Nel 2024 solo il 79% delle borse di specializzazione in medicina interna è stato coperto: scarsa attrattività per un ruolo chiave negli ospedali grazie alla sua visione globale e olistica, controparte della chirurgia generale, che ha visto assegnato solo il 51% dei posti. “Servono maggiori investimenti sul personale, una legge adeguata sulle richieste di risarcimento danni, maggiore sorveglianza, sicurezza e prevenzione delle aggressioni”, sottolinea Mancuso.

“Una legge non basta”. Tra i temi del Congresso non solo criticità, ma anche traguardi (come l’incremento dei soci Simi a 4.800, il 70% under40), scoperte e prospettive.
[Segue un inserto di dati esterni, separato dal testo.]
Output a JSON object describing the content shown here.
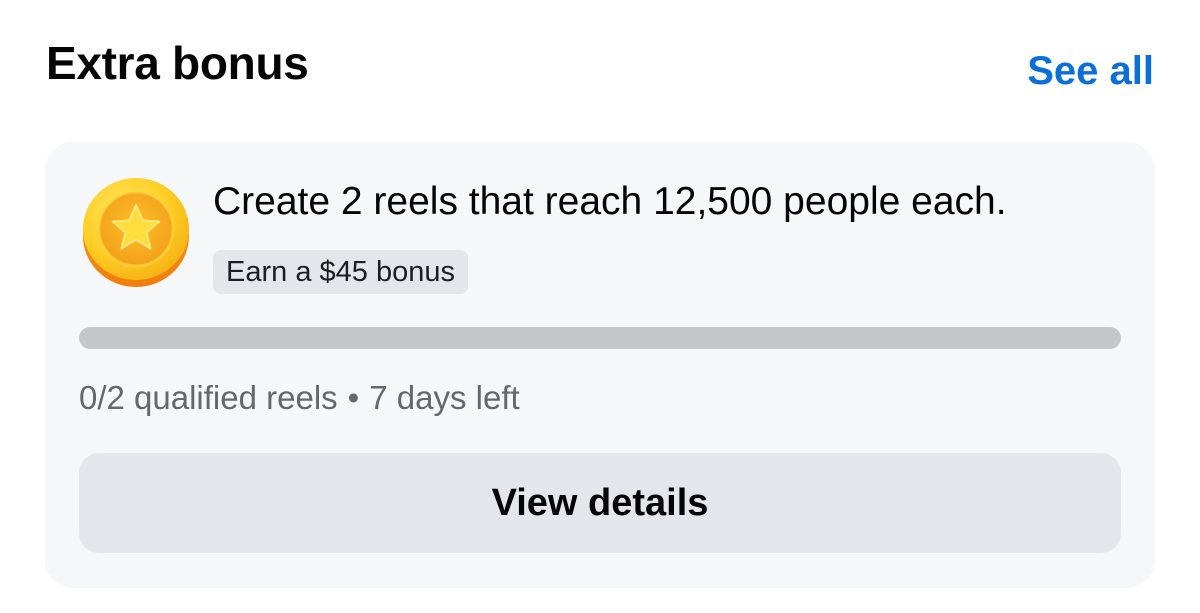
{
  "header": {
    "title": "Extra bonus",
    "see_all_label": "See all"
  },
  "bonus_card": {
    "icon": "star-coin-icon",
    "task": "Create 2 reels that reach 12,500 people each.",
    "reward": "Earn a $45 bonus",
    "progress": {
      "completed": 0,
      "total": 2,
      "fraction": 0
    },
    "status": {
      "qualified": "0/2 qualified reels",
      "separator": "•",
      "time_left": "7 days left"
    },
    "button_label": "View details"
  },
  "colors": {
    "link": "#0a6fd8",
    "card_background": "#f6f7f9",
    "chip_background": "#e4e6eb",
    "progress_track": "#c4c6ca",
    "secondary_text": "#65676b",
    "coin_gold": "#f9c41d",
    "coin_orange": "#f59a12"
  }
}
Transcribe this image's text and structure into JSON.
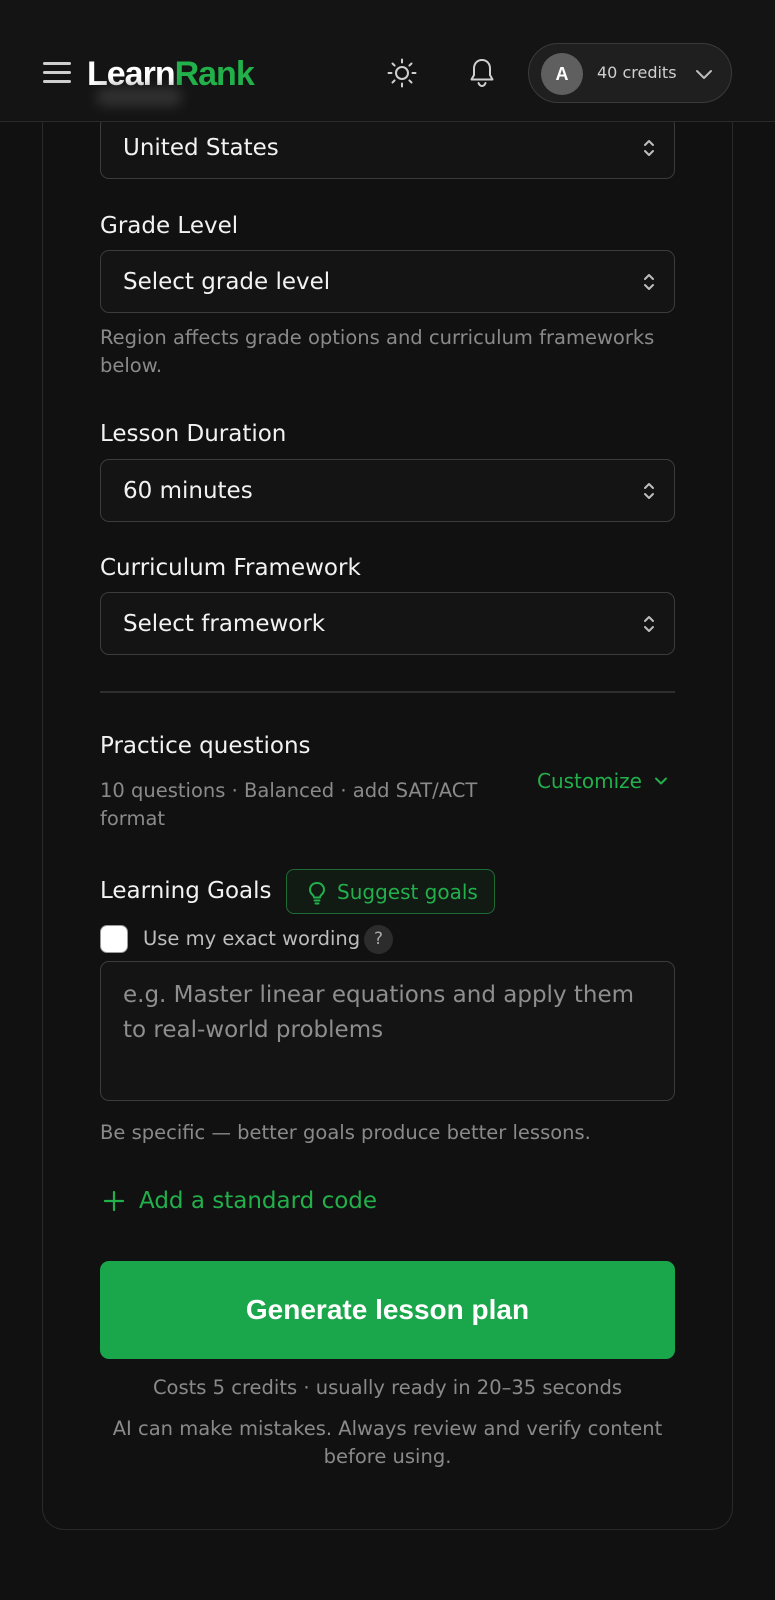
{
  "header": {
    "logo_part1": "Learn",
    "logo_part2": "Rank",
    "avatar_initial": "A",
    "credits_label": "40 credits",
    "icons": [
      "menu-icon",
      "sun-icon",
      "bell-icon",
      "chevron-down-icon"
    ]
  },
  "form": {
    "region": {
      "value": "United States"
    },
    "grade_level": {
      "label": "Grade Level",
      "value": "Select grade level"
    },
    "region_helper": "Region affects grade options and curriculum frameworks below.",
    "lesson_duration": {
      "label": "Lesson Duration",
      "value": "60 minutes"
    },
    "curriculum_framework": {
      "label": "Curriculum Framework",
      "value": "Select framework"
    },
    "practice_questions": {
      "title": "Practice questions",
      "summary": "10 questions · Balanced · add SAT/ACT format",
      "customize_label": "Customize"
    },
    "learning_goals": {
      "label": "Learning Goals",
      "suggest_label": "Suggest goals",
      "exact_wording_label": "Use my exact wording",
      "exact_wording_checked": false,
      "help_glyph": "?",
      "placeholder": "e.g. Master linear equations and apply them to real-world problems",
      "helper": "Be specific — better goals produce better lessons."
    },
    "add_standard_label": "Add a standard code",
    "generate_label": "Generate lesson plan",
    "cost_note": "Costs 5 credits · usually ready in 20–35 seconds",
    "ai_note": "AI can make mistakes. Always review and verify content before using."
  },
  "colors": {
    "background": "#111111",
    "accent": "#22b04b",
    "button": "#1aa64a",
    "border": "#3c3c3c",
    "muted_text": "#8a8a8a"
  }
}
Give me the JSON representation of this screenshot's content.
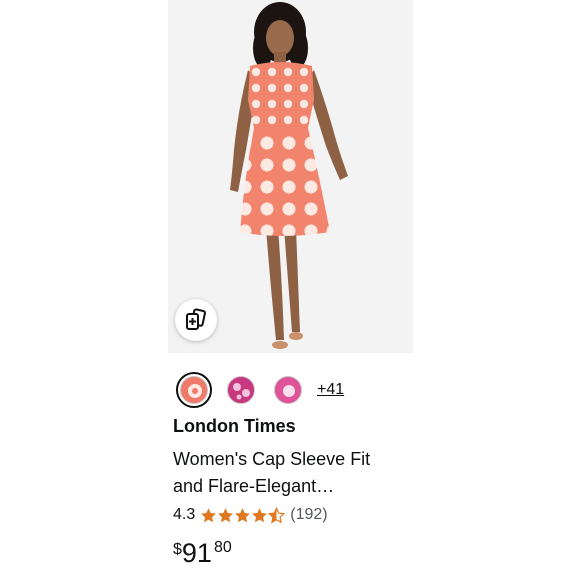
{
  "product": {
    "brand": "London Times",
    "title_line1": "Women's Cap Sleeve Fit",
    "title_line2": "and Flare-Elegant…",
    "rating": "4.3",
    "rating_value": 4.3,
    "review_count": "(192)",
    "price_symbol": "$",
    "price_whole": "91",
    "price_fraction": "80"
  },
  "swatches": {
    "colors": [
      "#f07a6a",
      "#d2468a",
      "#e0559a"
    ],
    "more_label": "+41"
  },
  "icons": {
    "compare": "compare-cards-icon",
    "star": "star-icon"
  },
  "colors": {
    "star": "#de7921",
    "dress": "#f2846e",
    "dots": "#fbe9e2"
  }
}
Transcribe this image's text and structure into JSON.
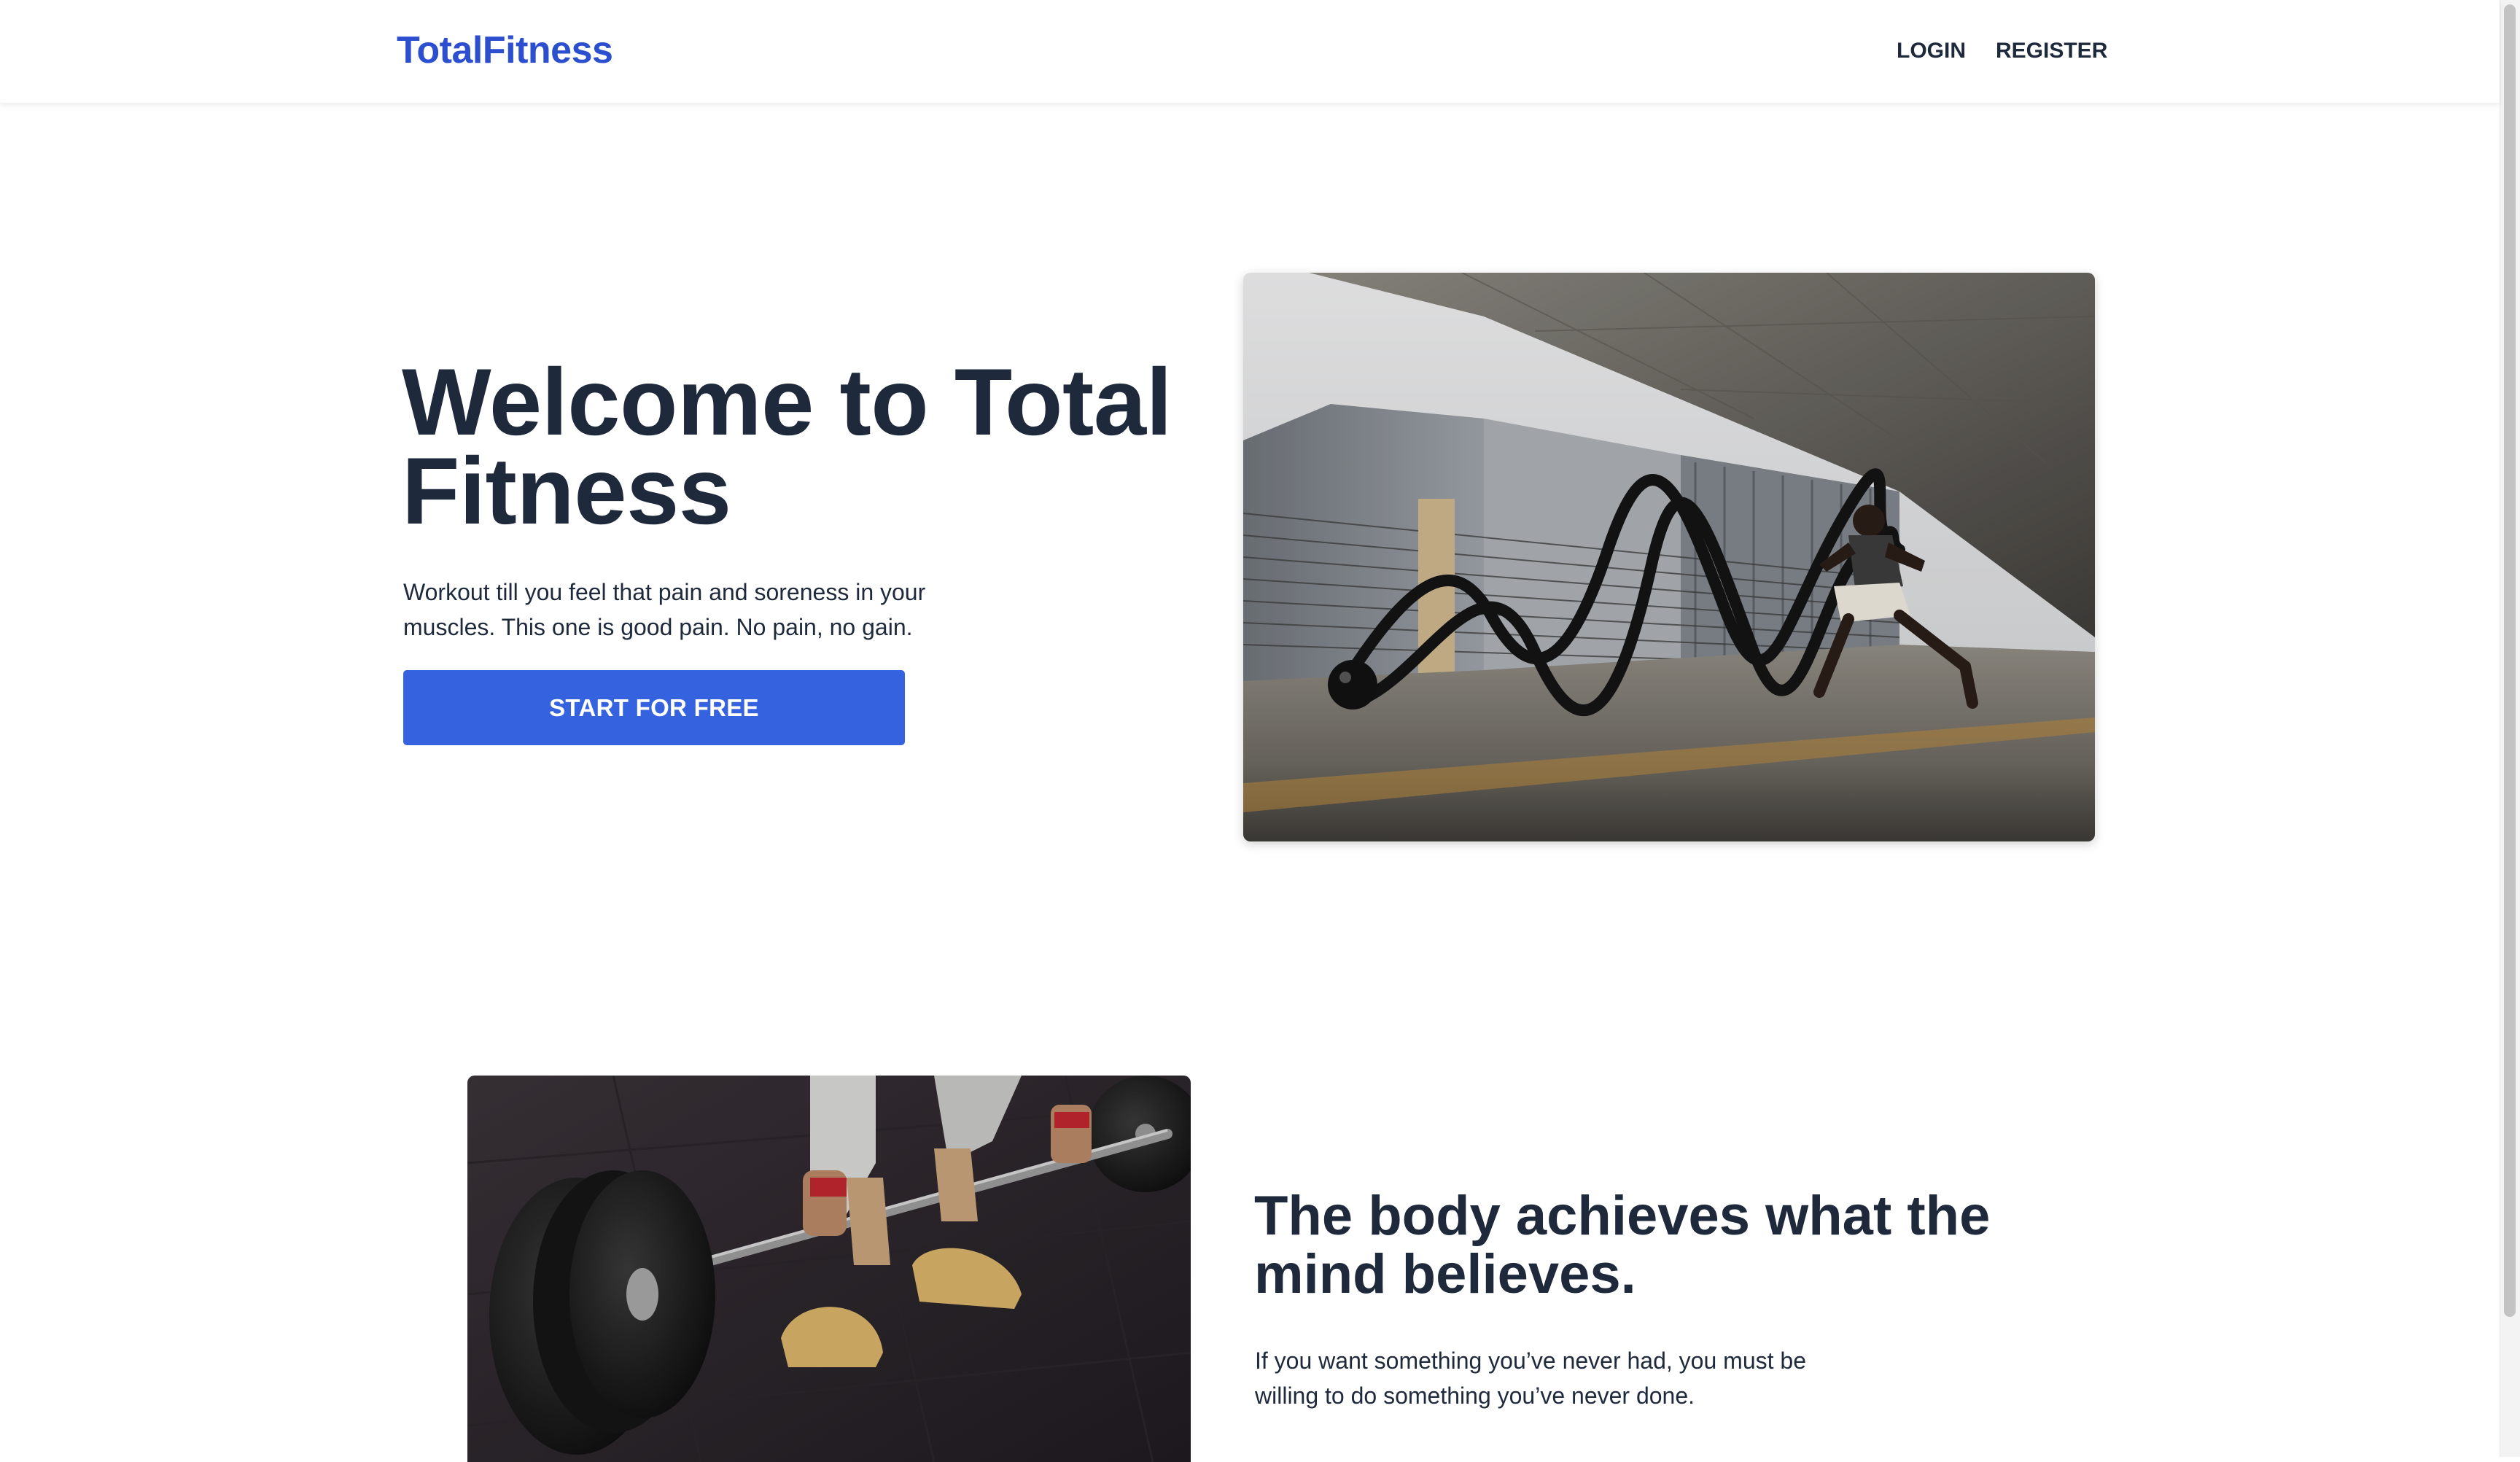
{
  "header": {
    "logo": "TotalFitness",
    "nav": {
      "login": "LOGIN",
      "register": "REGISTER"
    }
  },
  "hero": {
    "title": "Welcome to Total Fitness",
    "description": "Workout till you feel that pain and soreness in your muscles. This one is good pain. No pain, no gain.",
    "cta_label": "START FOR FREE",
    "image": "battle-ropes-workout-photo"
  },
  "feature": {
    "title": "The body achieves what the mind believes.",
    "description": "If you want something you’ve never had, you must be willing to do something you’ve never done.",
    "image": "barbell-deadlift-photo"
  },
  "colors": {
    "brand": "#2c4fcf",
    "button": "#3563e0",
    "text": "#1e293b",
    "background": "#ffffff"
  }
}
Attenzione su ambiti di interesse “classici” per gli internisti, come l’ipertensione: con le nuove linee guida della Società europea di cardiologia (Esc), la platea italiana da attenzionare si alza a 25-28 milioni di persone con ipertensione o “pressione elevata”. Nuova categoria che “serve soprattutto a sensibilizzare i pazienti”, spiega Giovanbattista Desideri, segretario Simi. E nuovi percorsi di ricerca, tra cui l’obesità, per cui oggi si può disporre di farmaci simili agli ormoni naturali in grado di far perdere peso in modo sano, con importanti effetti anche su protezione cardiovascolare, renale, epatica, e sui disturbi neurocognitivi, aprendo la strada a nuove aree di studio per una patologia sempre più “da internisti” e multidisciplinare. Infine, nuove scoperte.

Un gruppo di ricercatori italiani, guidati dal presidente onorario Simi, Francesco Violi, ha individuato un nuovo meccanismo alla base di infarti e ictus che parte dalla barriera intestinale. Responsabile è il lipopolisaccaride (Lps), presente in alcuni batteri, che può arrivare nel sangue trasportato dal colesterolo “cattivo” e infiammare le arterie: le piastrine “formano un trombo, andando a interrompere il flusso del sangue nell’arteria”, spiega Violi, “dando luogo a infarto o ictus”. Al vaglio nuove terapie, tra cui una “che sfrutta l’Lps come nuovo target terapeutico anti-trombosi”.